Cook to head partnership assessing health of Metro Schools students
Thomas H. Cook, Ph.D., M.S.N., assistant professor of Nursing, has been appointed the School Health director for Monroe Carell Jr. Children's Hospital at Vanderbilt.
In this newly created role, Cook is heading a partnership with Children's Hospital and all 129 Metro Nashville Public Schools — with nearly 72,000 students — to provide health assessments based on the Centers for Disease Control's school health model.
"It is a wonderful opportunity for a School of Nursing faculty to be involved with the Children's Hospital initiative and Tom Cook was a natural choice to be heading this," said Linda Norman, D.S.N., senior associate dean for academics in the School of Nursing. "Through Tom's previous grant work on nutrition and exercise in children, he already had the contacts and the expertise."
Each grade will be assessed with the CDC's nine components that make for a healthy school – health education, physical education, health services, nutrition services, counseling, psychological and social services, healthy school environment, health promotion for staff, and family/community involvement. Cook, working with Vanderbilt's child development program, has added an additional assessment for pre-Kindergarten development.
“The school system really wants to know how they are doing. It would seem that optimal health facilitates learning,” Cook said.

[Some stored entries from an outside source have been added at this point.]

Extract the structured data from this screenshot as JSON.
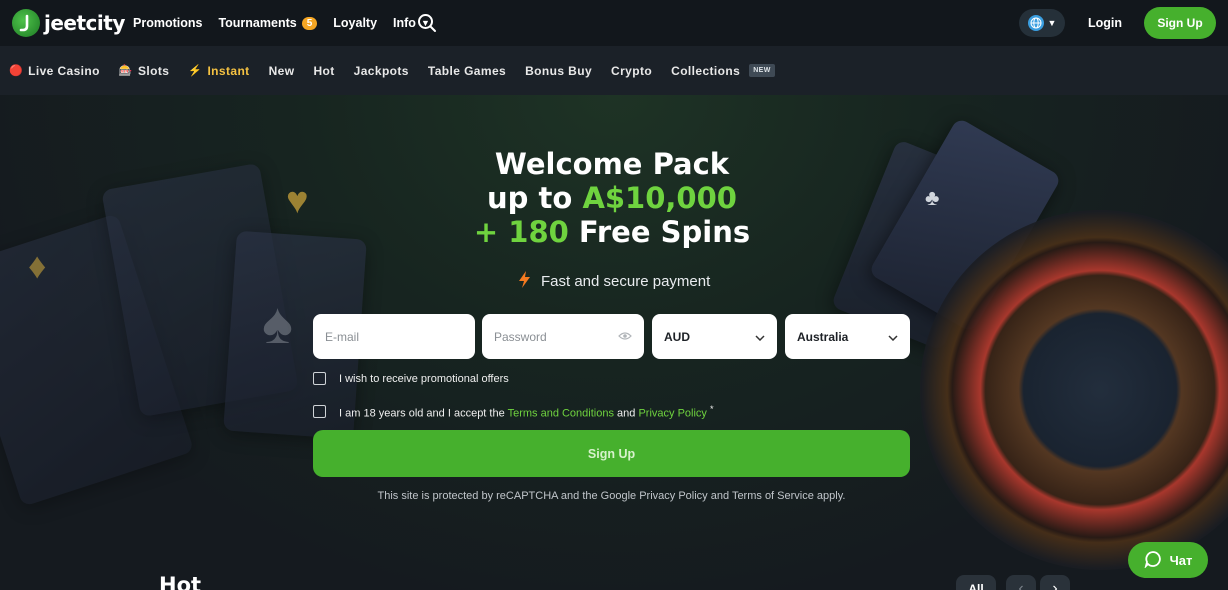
{
  "brand": {
    "name": "jeetcity",
    "accent": "#46b02d"
  },
  "topnav": {
    "promotions": "Promotions",
    "tournaments": "Tournaments",
    "tournaments_count": "5",
    "loyalty": "Loyalty",
    "info": "Info"
  },
  "header": {
    "login": "Login",
    "signup": "Sign Up"
  },
  "categories": {
    "live_casino": "Live Casino",
    "slots": "Slots",
    "instant": "Instant",
    "new": "New",
    "hot": "Hot",
    "jackpots": "Jackpots",
    "table_games": "Table Games",
    "bonus_buy": "Bonus Buy",
    "crypto": "Crypto",
    "collections": "Collections",
    "new_tag": "NEW"
  },
  "hero": {
    "line1": "Welcome Pack",
    "line2_prefix": "up to",
    "line2_amount": "A$10,000",
    "line3_prefix": "+ 180",
    "line3_suffix": "Free Spins",
    "payment_text": "Fast and secure payment"
  },
  "form": {
    "email_placeholder": "E-mail",
    "password_placeholder": "Password",
    "currency": "AUD",
    "country": "Australia",
    "promo_offers": "I wish to receive promotional offers",
    "age_text_prefix": "I am 18 years old and I accept the",
    "terms_link": "Terms and Conditions",
    "and_text": "and",
    "privacy_link": "Privacy Policy",
    "required_mark": "*",
    "signup_button": "Sign Up",
    "recaptcha_text": "This site is protected by reCAPTCHA and the Google Privacy Policy and Terms of Service apply."
  },
  "section": {
    "hot_heading": "Hot",
    "all_button": "All"
  },
  "chat": {
    "label": "Чат"
  }
}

Since August, Cook, students in the School of Nursing, Vanderbilt Sports Medicine trainers and other Vanderbilt volunteers began assessing each Metro Nashville school.
“The assessments have been really exciting for the nursing students," Norman said. "Taking students out of the classroom to do these assessments has been a valuable lesson on what they can do to improve the system."
Using the CDC instruments, each school will receive a picture describing the school's overall health.
For example, the health education assessment inquires whether all students take and pass at least one health education course during their elementary, middle and high school grades. The school health environment survey asks questions about school safety and tobacco use. The nutrition survey asks about variety in school meals as well as the fat content of breakfast and lunches.
The assessments will be completed by next April. Then the information will be disseminated to each school. Plans that capitalize on the schools' strengths and facilitate improvement of school health needs will be developed with each of the schools.
“The Metro School system will have a comprehensive picture of the health of its system,” Cook said. “They'll have in their hands a blueprint for action.”
Cook is no stranger to Metro Schools and health initiatives. In 2002, he received a National Institute of Health grant to study nutrition and physical activity in three Metro Schools. Nutrition and physical activity are major components of energy balance. Excess nutrition and a sedentary lifestyle lead to obesity. It has been demonstrated that excess weight in children follows those children into adulthood and is a risk factor for cardiovascular disease, diabetes, arthritis and some cancers. He is still analyzing the data, but results to date indicate increased health knowledge and increased leisure time activity in the children who were in the study.
Before and after the eight-week intervention, three-fourths of the students volunteered a blood sample to measure their lipid levels. After the eight-week intervention, students reported they learned a significant amount about their hearts, asked for healthier food at home and increased their physical activity during P.E. and after school, according to Cook.